France, 1554
La maison était calme, cependant que l’obscurité gagnait la cité de Salon-de-Craux dont le vieil homme, à travers la vitre de la
fenêtre, discernait encore l’esquisse des rues sinueuses irradiant depuis la grand place. Non loin de la pièce où il se tenait debout, son épouse s’était sans doute déjà endormie au côté de
l’aînée, la jolie et espiègle Madeleine, et son fils, César, venu au monde neuf mois plus tôt. Perdu dans ses pensées, Michel de Nostredame attendit un peu, immobile et silencieux, comme plongé
dans quelque méditation singulière, avant de prendre place sur le siège en cuivre posé devant la robuste table en bois, où étaient disposés plusieurs morceaux de papier et de quoi écrire. A vrai
dire, la faible lueur des bougies rendrait cet exercice encore trop pénible pour ses yeux fatigués, mais leur éclat le rassurait, lui rappelant celui de cette petite flamme intérieure qui, née de
sa réflexion solitaire, lui permettait d’énoncer, en termes sibyllins, ce que la postérité, un jour, ne considérerait plus comme dénué de sens.
C’est alors qu’un profond et puissant trouble, inquiétant et familier à la fois, l’assaillit tout entier. Ces sons encore sourds
tintaient à ses oreilles tel un murmure surgi inopinément d’un autre monde, assombrissant sa vision et lui tournant la tête à la manière d’un bon vin chaud. Tout en demeurant conscient, le vieil
homme fut surpris par le souffle de l’incendie qui venait de prendre derrière lui, les flammes semblaient lui lécher le dos, le faisant tressaillir de peur, manquant tomber à la renverse, et de
se redresser finalement, chancelant, contemplant le mur de feu couper la pièce dans toute sa largeur. Son regard se porta ensuite sur les murs cramoisis et le plafond effondré d’où les rayons de
l’aube perçaient à peine. De l’extérieur, plusieurs détonations éclatèrent soudain, assourdies, comme à l’accoutumée, et Michel de Nostredame, d’un pas mal assuré, le corps affaibli par les
crises de goutte toujours plus fréquentes et aiguës, avança en direction de la fenêtre.

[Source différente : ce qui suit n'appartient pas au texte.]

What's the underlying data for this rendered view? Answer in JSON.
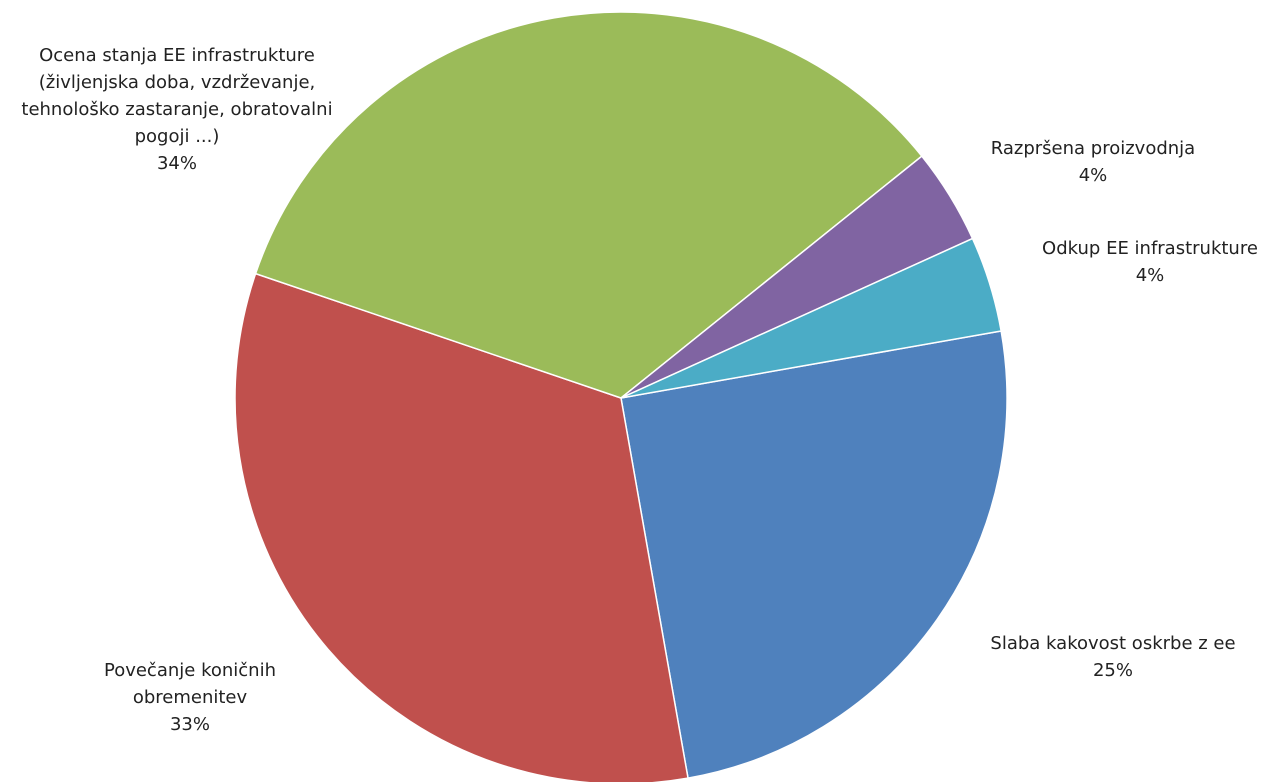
{
  "chart_data": {
    "type": "pie",
    "categories": [
      "Slaba kakovost oskrbe z ee",
      "Povečanje koničnih obremenitev",
      "Ocena stanja EE infrastrukture (življenjska doba, vzdrževanje, tehnološko zastaranje, obratovalni pogoji ...)",
      "Razpršena proizvodnja",
      "Odkup EE infrastrukture"
    ],
    "values": [
      25,
      33,
      34,
      4,
      4
    ],
    "value_labels": [
      "25%",
      "33%",
      "34%",
      "4%",
      "4%"
    ],
    "colors": [
      "#4f81bd",
      "#c0504d",
      "#9bbb59",
      "#8064a2",
      "#4bacc6"
    ]
  }
}
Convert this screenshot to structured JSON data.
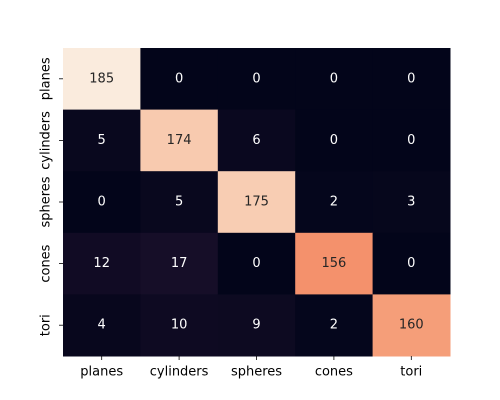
{
  "chart_data": {
    "type": "heatmap",
    "title": "",
    "xlabel": "",
    "ylabel": "",
    "rows": [
      "planes",
      "cylinders",
      "spheres",
      "cones",
      "tori"
    ],
    "columns": [
      "planes",
      "cylinders",
      "spheres",
      "cones",
      "tori"
    ],
    "values": [
      [
        185,
        0,
        0,
        0,
        0
      ],
      [
        5,
        174,
        6,
        0,
        0
      ],
      [
        0,
        5,
        175,
        2,
        3
      ],
      [
        12,
        17,
        0,
        156,
        0
      ],
      [
        4,
        10,
        9,
        2,
        160
      ]
    ],
    "colorbar": false,
    "colormap": "rocket",
    "low_color": "#03051a",
    "high_color": "#faebdd"
  }
}
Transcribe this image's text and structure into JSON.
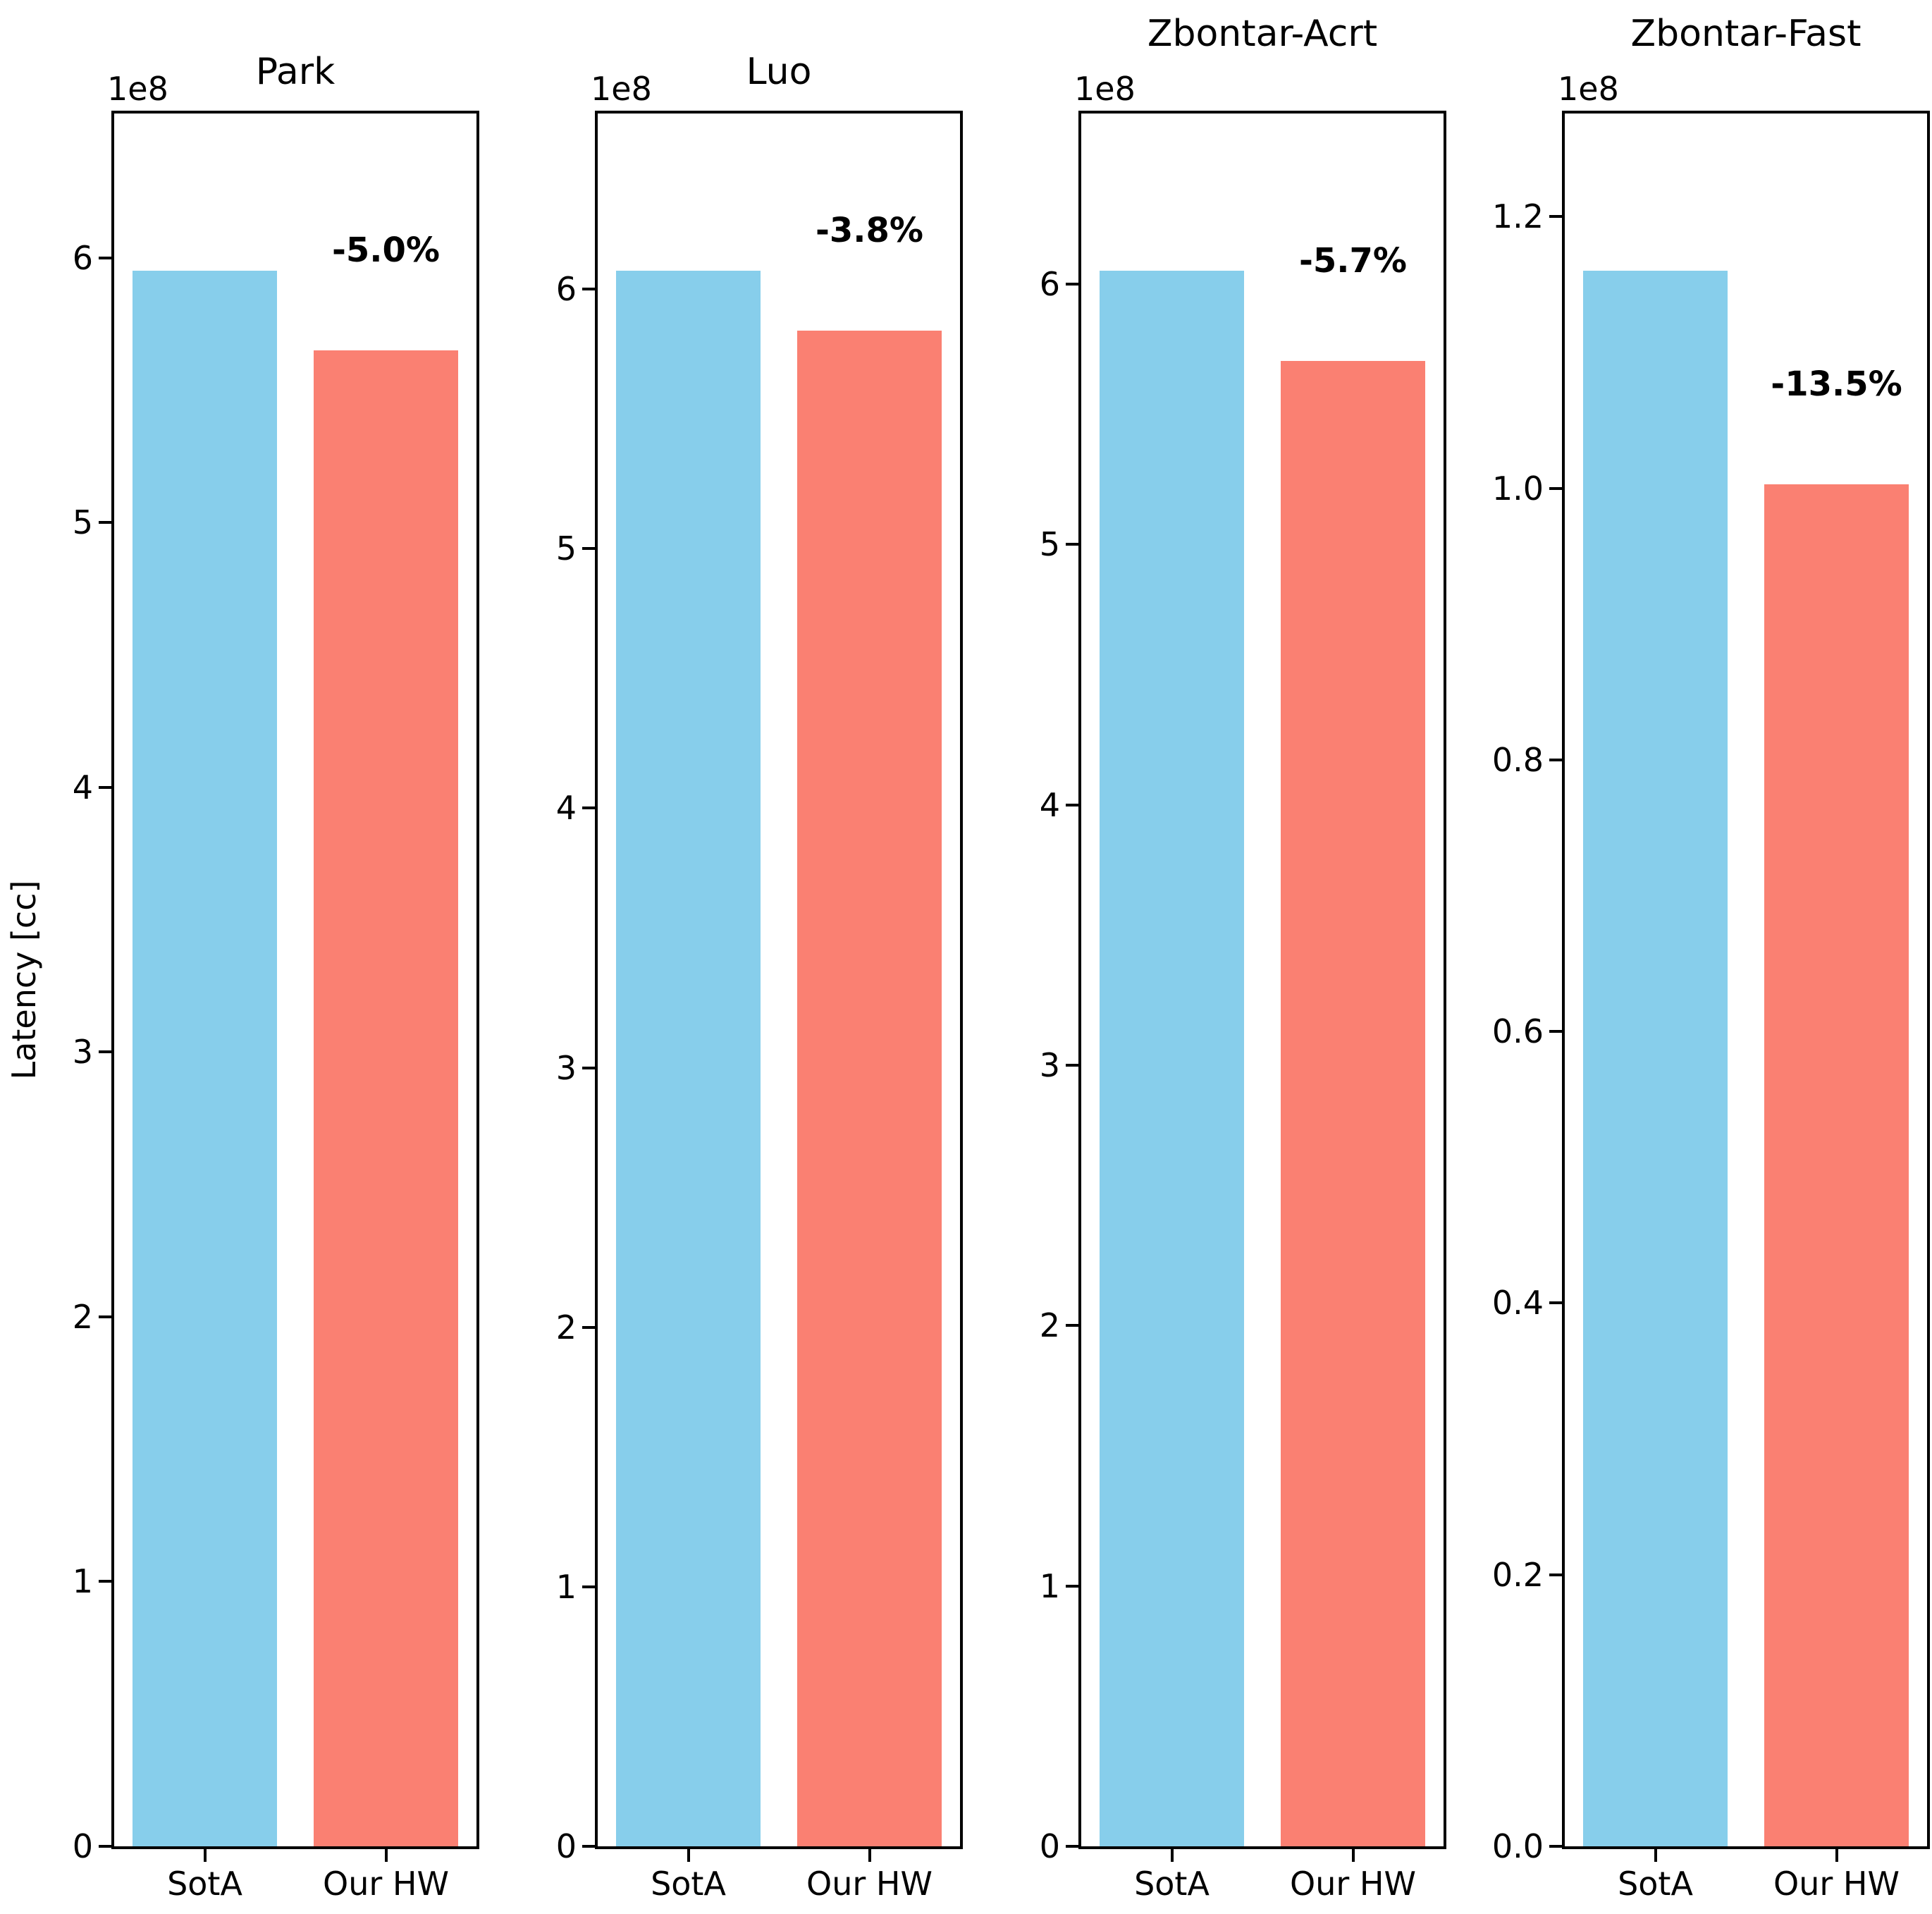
{
  "figure": {
    "ylabel": "Latency [cc]",
    "offset_label": "1e8",
    "categories": [
      "SotA",
      "Our HW"
    ],
    "bar_colors": [
      "#87CEEB",
      "#FA8072"
    ],
    "spine_color": "#000000"
  },
  "chart_data": [
    {
      "type": "bar",
      "title": "Park",
      "title_raised": false,
      "categories": [
        "SotA",
        "Our HW"
      ],
      "values": [
        595000000,
        565000000
      ],
      "annotation": "-5.0%",
      "xlabel": "",
      "ylabel": "Latency [cc]",
      "ylim": [
        0,
        654500000
      ],
      "ytick_values": [
        0,
        100000000,
        200000000,
        300000000,
        400000000,
        500000000,
        600000000
      ],
      "ytick_labels": [
        "0",
        "1",
        "2",
        "3",
        "4",
        "5",
        "6"
      ],
      "offset_text": "1e8",
      "grid": false,
      "legend": false
    },
    {
      "type": "bar",
      "title": "Luo",
      "title_raised": false,
      "categories": [
        "SotA",
        "Our HW"
      ],
      "values": [
        607000000,
        584000000
      ],
      "annotation": "-3.8%",
      "xlabel": "",
      "ylabel": "",
      "ylim": [
        0,
        667700000
      ],
      "ytick_values": [
        0,
        100000000,
        200000000,
        300000000,
        400000000,
        500000000,
        600000000
      ],
      "ytick_labels": [
        "0",
        "1",
        "2",
        "3",
        "4",
        "5",
        "6"
      ],
      "offset_text": "1e8",
      "grid": false,
      "legend": false
    },
    {
      "type": "bar",
      "title": "Zbontar-Acrt",
      "title_raised": true,
      "categories": [
        "SotA",
        "Our HW"
      ],
      "values": [
        605000000,
        570500000
      ],
      "annotation": "-5.7%",
      "xlabel": "",
      "ylabel": "",
      "ylim": [
        0,
        665500000
      ],
      "ytick_values": [
        0,
        100000000,
        200000000,
        300000000,
        400000000,
        500000000,
        600000000
      ],
      "ytick_labels": [
        "0",
        "1",
        "2",
        "3",
        "4",
        "5",
        "6"
      ],
      "offset_text": "1e8",
      "grid": false,
      "legend": false
    },
    {
      "type": "bar",
      "title": "Zbontar-Fast",
      "title_raised": true,
      "categories": [
        "SotA",
        "Our HW"
      ],
      "values": [
        116000000,
        100300000
      ],
      "annotation": "-13.5%",
      "xlabel": "",
      "ylabel": "",
      "ylim": [
        0,
        127600000
      ],
      "ytick_values": [
        0,
        20000000,
        40000000,
        60000000,
        80000000,
        100000000,
        120000000
      ],
      "ytick_labels": [
        "0.0",
        "0.2",
        "0.4",
        "0.6",
        "0.8",
        "1.0",
        "1.2"
      ],
      "offset_text": "1e8",
      "grid": false,
      "legend": false
    }
  ]
}
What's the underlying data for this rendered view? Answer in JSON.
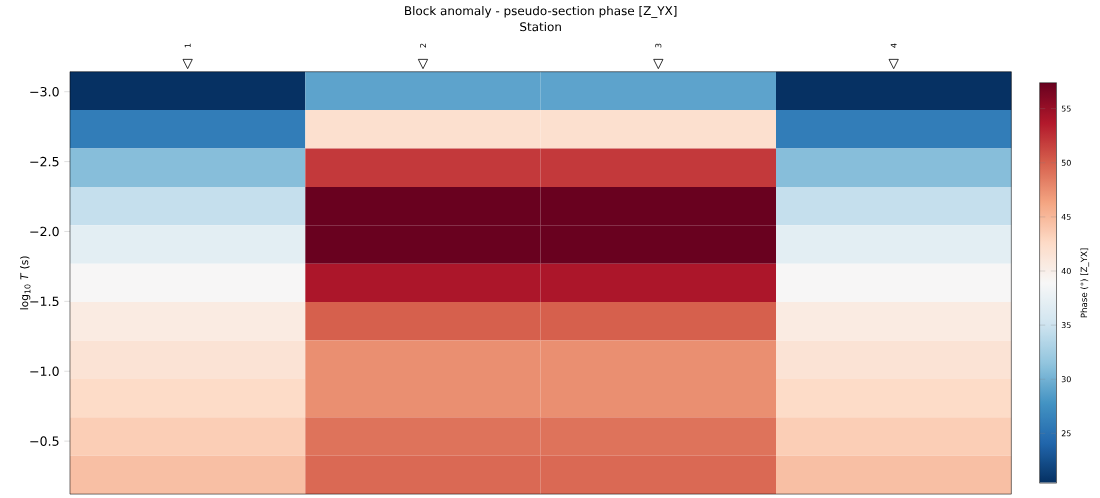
{
  "chart_data": {
    "type": "heatmap",
    "title": "Block anomaly - pseudo-section phase [Z_YX]",
    "xlabel": "Station",
    "ylabel": "log$_{10}$ *T* (s)",
    "clabel": "Phase (°)  [Z_YX]",
    "categories": [
      "1",
      "2",
      "3",
      "4"
    ],
    "ylim": [
      -0.121,
      -3.143
    ],
    "yticks": [
      {
        "value": -3.0,
        "label": "−3.0"
      },
      {
        "value": -2.5,
        "label": "−2.5"
      },
      {
        "value": -2.0,
        "label": "−2.0"
      },
      {
        "value": -1.5,
        "label": "−1.5"
      },
      {
        "value": -1.0,
        "label": "−1.0"
      },
      {
        "value": -0.5,
        "label": "−0.5"
      }
    ],
    "cells": [
      [
        20.5,
        29,
        29,
        20.5
      ],
      [
        26,
        42,
        42,
        26
      ],
      [
        31,
        52,
        52,
        31
      ],
      [
        34.5,
        57.3,
        57.3,
        34.5
      ],
      [
        37,
        57.3,
        57.3,
        37
      ],
      [
        39,
        54,
        54,
        39
      ],
      [
        40.5,
        50,
        50,
        40.5
      ],
      [
        41.5,
        47.5,
        47.5,
        41.5
      ],
      [
        42.5,
        47.5,
        47.5,
        42.5
      ],
      [
        43.5,
        49,
        49,
        43.5
      ],
      [
        44.5,
        49.5,
        49.5,
        44.5
      ]
    ],
    "clim": [
      20.4,
      57.4
    ],
    "cticks": [
      25,
      30,
      35,
      40,
      45,
      50,
      55
    ]
  }
}
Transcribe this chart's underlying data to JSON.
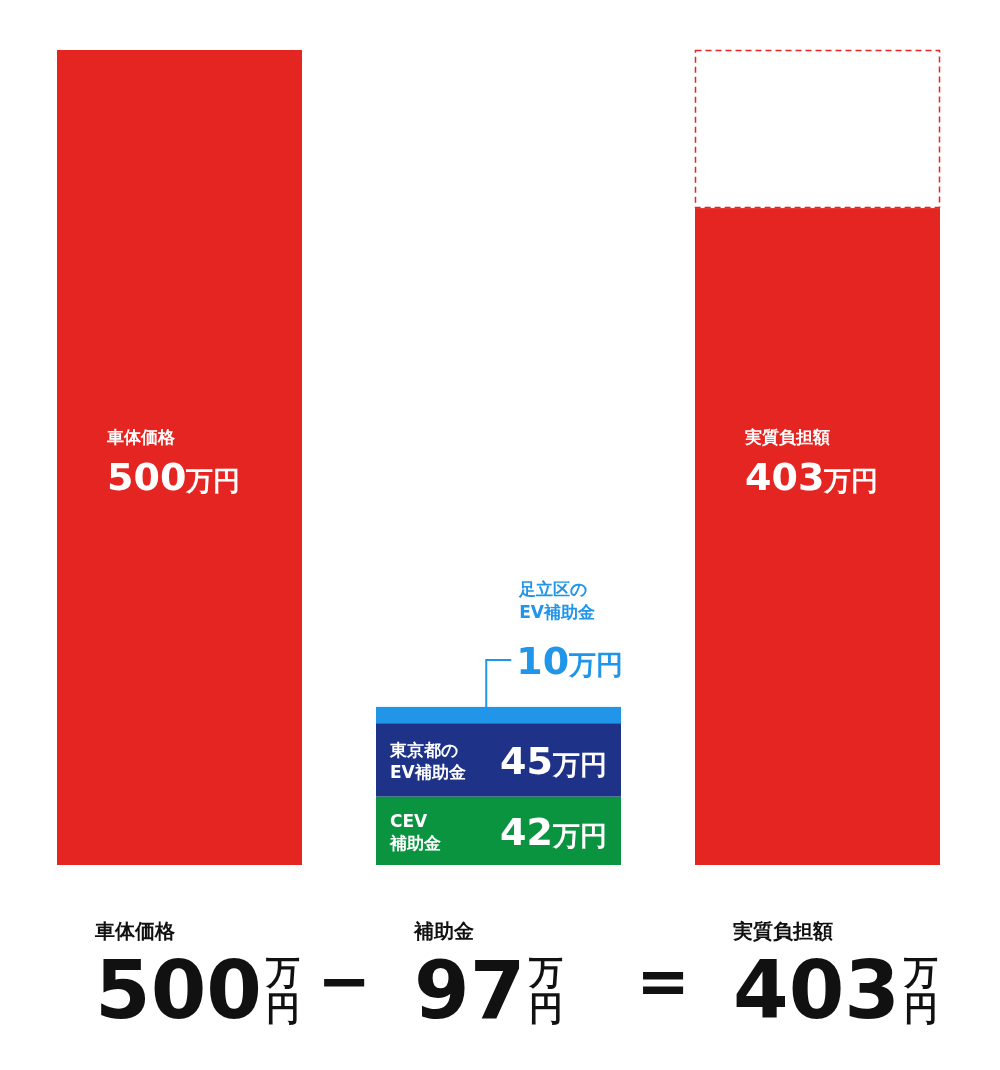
{
  "chart_data": {
    "type": "bar",
    "stacked": true,
    "categories": [
      "車体価格",
      "補助金",
      "実質負担額"
    ],
    "series": [
      {
        "name": "車体価格",
        "color": "#e52521",
        "values": [
          500,
          null,
          null
        ],
        "value_labels": [
          "500万円",
          null,
          null
        ]
      },
      {
        "name": "実質負担額",
        "color": "#e52521",
        "values": [
          null,
          null,
          403
        ],
        "value_labels": [
          null,
          null,
          "403万円"
        ]
      },
      {
        "name": "CEV\n補助金",
        "color": "#0a9440",
        "values": [
          null,
          42,
          null
        ],
        "value_labels": [
          null,
          "42万円",
          null
        ]
      },
      {
        "name": "東京都の\nEV補助金",
        "color": "#1e3287",
        "values": [
          null,
          45,
          null
        ],
        "value_labels": [
          null,
          "45万円",
          null
        ]
      },
      {
        "name": "足立区の\nEV補助金",
        "color": "#2196e8",
        "values": [
          null,
          10,
          null
        ],
        "value_labels": [
          null,
          "10万円",
          null
        ]
      },
      {
        "color": "#e52521",
        "values": [
          null,
          null,
          97
        ],
        "line_style": "dashed"
      }
    ],
    "annotations": [
      "500万円",
      "−",
      "97万円",
      "=",
      "403万円"
    ]
  }
}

En contrebas, des engins de fer, portant sur leurs flancs un croissant de lune et une étoile, traversaient
la ville en hâte, plusieurs des habitants qui n’avaient pas fui se faisant tirer, tel quelque gibier apeuré, par la troupe à pied qui progressait tout aussi rapidement à la suite de la
colonne.
La vision ne persista pas longtemps, même si cet instant insolite lui sembla durer une éternité. Quand elle prit fin, le vieil
homme retourna s’asseoir. La plume courait désormais sur le papier, tremblante, répandant le message de celui qui a le don de prophétie, flot de mots dont Michel de Nostredame modelait d’un seul
jet, et les extrémités, et le nombre de pieds, usant de figures de style, d’anagrammes et de ses vastes connaissances pour crypter l’évènement auquel il venait d’assister, des siècles avant qu’il
ne se produise. Tout autour de lui, la nuit, la paix et la sérénité des lieux avaient repris leurs droits. Petit à petit, son esprit rassemblait les pièces du puzzle, puis lui vint une idée.
Cherchant du regard un texte rédigé deux semaines auparavant, il décida d’y ajouter une courte phrase dont les trois derniers mots, écrits dans la langue d’Ovide, le firent sourire presque malgré
lui. D’autres images le saisirent ensuite, éparses, floues, parfois dépourvues de la moindre signification, résidu, en somme, de la vision précédente. Après quoi tout s’évanoui. Harassé, le vieil
homme se leva, le pas hésitant, rassembla le papier encore humide de l’encre qui venait d’y être déposée et quitta la pièce, marcha lentement, le faible éclat des bougies, l’espace d’un éclair,
miroitant dans ses yeux sombres.
Sur la table en bois, un morceau de parchemin laissait deviner un quatrain décasyllabique rédigé en latin.
Quos legent hosce versus maturè censunto,
Profanum vulgus & inscium ne attrestato,
Omnesq Astrologi Blennis, Barbari procul sunto,
Qui aliter facit, is rite, sacer esto.
Envahi par le sommeil, adossé au montant de la couche parce que n’osant trop s’allonger, les yeux rivés sur le visage doux et
reposé de son épouse, Nostradamus songeait encore à l’interprétation qu’un jour, les hommes feraient de ces mots, à l’époque lointaine où son œuvre prophétique serait enfin comprise de tout à
chacun. L’usage qu’en feraient ces derniers, encore incertain, n’appartenait déjà plus qu’à eux et à eux seuls. Puis le voyant s’endormit enfin.